Alec is remembered, along with many of his colleagues, on the Tyne Cot Memorial on panels 86-88. He is also remembered on the St John sub Castro Memorial and the Lewes War Memorial. He was entitled to the 1915 Star and the War and Victory Medals. These, and his effects, were sent to his mother.
Frederick Arthur Thompson
Frederick was born in Lewes and baptised at St John sub Castro on 04/10/1891. His early life was very similar to his brother and in 1911 he was working as a labourer for a local rope maker. At this stage it is not known who his employer was but the premises would have been close to the river wharves.
He married Edith Pilfold in the last quarter of 1913. A daughter Frances was born in mid 1915 and a son Frederick in late 1916.
Frederick enlisted in the 3rd Battalion the East Surrey Regiment but the date of his enlistment is unclear as his army papers are no longer available to view. His number, 3/33891, indicates an enlistment quite late in the war, probably in 1916. This would line up with his medal roll index card which shows that he did not enter France until after the end of 1915. His son was born in late 1916 so a tentative enrolment date would fall in early to mid 1916.
The 3rd Battalion was a special reserve and training battalion based in Dover and used to reinforce other battalions as their strength fell. Frederick was transferred to the 8th Battalion some time before November 1917 where he became a member of D Company.
He contracted trench fever and was hospitalised in early November 1917 at Etaples. He was then sent via the 31st Ambulance Train to Calais on 06/11/1917 to convalesce in the UK. Trench fever was a highly contagious fever transmitted by lice and common in the trenches. Men suffered from a very high fever for at least five days and many also had a rash and extreme pain. They needed at least a month to recover. Frederick was still on the injured list on 17th November, around the time his brother was killed. On his recovery Frederick returned to the front.

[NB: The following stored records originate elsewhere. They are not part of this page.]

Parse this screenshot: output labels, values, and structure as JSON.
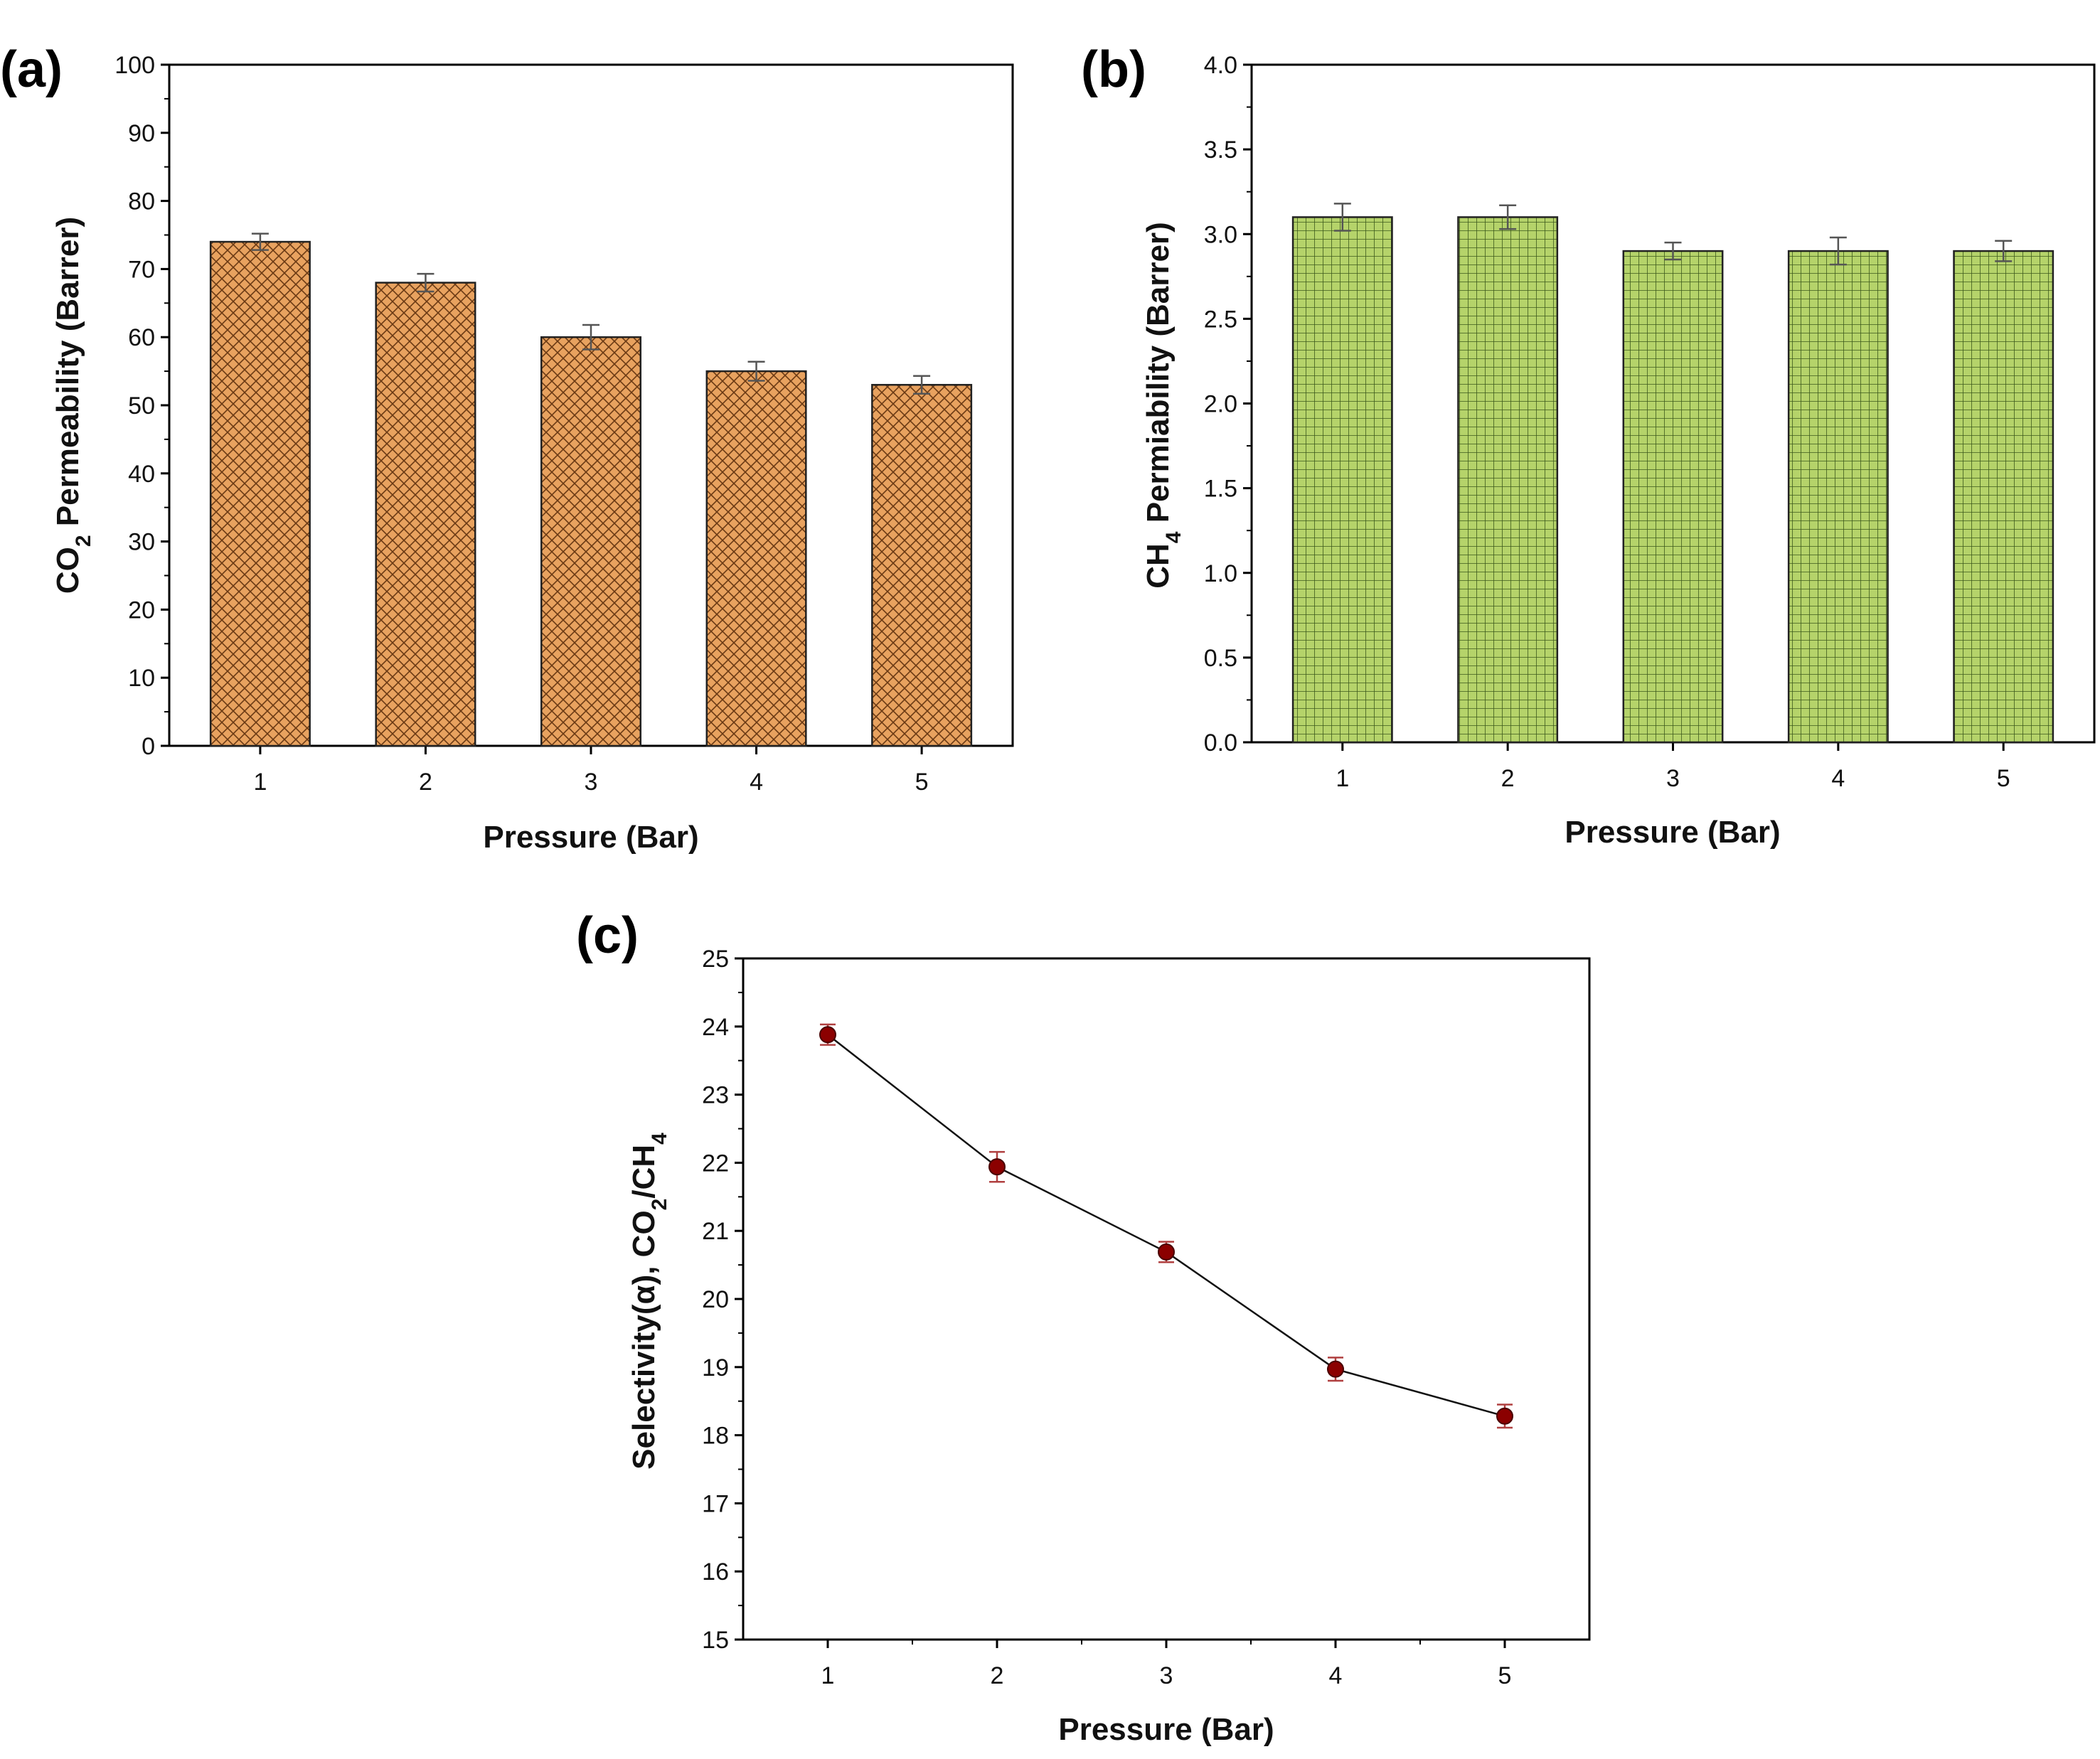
{
  "chart_data": [
    {
      "id": "a",
      "type": "bar",
      "panel_label": "(a)",
      "categories": [
        "1",
        "2",
        "3",
        "4",
        "5"
      ],
      "values": [
        74,
        68,
        60,
        55,
        53
      ],
      "errors": [
        1.2,
        1.3,
        1.8,
        1.4,
        1.3
      ],
      "xlabel": "Pressure (Bar)",
      "ylabel": {
        "pre": "CO",
        "sub": "2",
        "post": " Permeability (Barrer)"
      },
      "ylim": [
        0,
        100
      ],
      "yticks": [
        0,
        10,
        20,
        30,
        40,
        50,
        60,
        70,
        80,
        90,
        100
      ],
      "ytick_labels": [
        "0",
        "10",
        "20",
        "30",
        "40",
        "50",
        "60",
        "70",
        "80",
        "90",
        "100"
      ],
      "fill_color": "#e8a25f",
      "hatch": "crosshatch",
      "grid": false
    },
    {
      "id": "b",
      "type": "bar",
      "panel_label": "(b)",
      "categories": [
        "1",
        "2",
        "3",
        "4",
        "5"
      ],
      "values": [
        3.1,
        3.1,
        2.9,
        2.9,
        2.9
      ],
      "errors": [
        0.08,
        0.07,
        0.05,
        0.08,
        0.06
      ],
      "xlabel": "Pressure (Bar)",
      "ylabel": {
        "pre": "CH",
        "sub": "4",
        "post": " Permiability (Barrer)"
      },
      "ylim": [
        0,
        4
      ],
      "yticks": [
        0,
        0.5,
        1,
        1.5,
        2,
        2.5,
        3,
        3.5,
        4
      ],
      "ytick_labels": [
        "0.0",
        "0.5",
        "1.0",
        "1.5",
        "2.0",
        "2.5",
        "3.0",
        "3.5",
        "4.0"
      ],
      "fill_color": "#b5d36a",
      "hatch": "grid",
      "grid": false
    },
    {
      "id": "c",
      "type": "line",
      "panel_label": "(c)",
      "x": [
        1,
        2,
        3,
        4,
        5
      ],
      "xtick_labels": [
        "1",
        "2",
        "3",
        "4",
        "5"
      ],
      "y": [
        23.88,
        21.94,
        20.69,
        18.97,
        18.28
      ],
      "errors": [
        0.15,
        0.22,
        0.15,
        0.17,
        0.17
      ],
      "xlabel": "Pressure (Bar)",
      "ylabel": {
        "pre": "Selectivity(α), CO",
        "sub": "2",
        "mid": "/CH",
        "sub2": "4"
      },
      "xlim": [
        0.5,
        5.5
      ],
      "ylim": [
        15,
        25
      ],
      "yticks": [
        15,
        16,
        17,
        18,
        19,
        20,
        21,
        22,
        23,
        24,
        25
      ],
      "ytick_labels": [
        "15",
        "16",
        "17",
        "18",
        "19",
        "20",
        "21",
        "22",
        "23",
        "24",
        "25"
      ],
      "marker_color": "#8b0000",
      "line_color": "#111111",
      "grid": false
    }
  ]
}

Life on the front continued as before. The battalion started 1918 in trenches at Hargicourt but moved to Le Verguier, however there was little action except for occasional sniping and skirmishes until mid-March. A big attack was expected and the battalion had been preparing for it since mid-February.
What has become known as the Battle of St Quentin saw huge casualties and the retreat from action. The battalion crossed the Somme, and paperwork and armament that could fall into enemy hands was ordered to be destroyed.
By 31/03/1918 they had arrived at Hailles. The battalion was now reduced to 200 men having lost at least 20 officers and 380 men. Frederick’s assumed date of death is 31/03/1918 but in the confusion of that last week his body was never found or identified.
Frederick is remembered with his comrades on the Pozieres Memorial on panels 44 and 45. He is additionally remembered on the St John sub Castro Memorial and the Lewes War Memorial.
He was entitled to the War and Victory Medals and these, along with his effects and pension, were sent to Edith.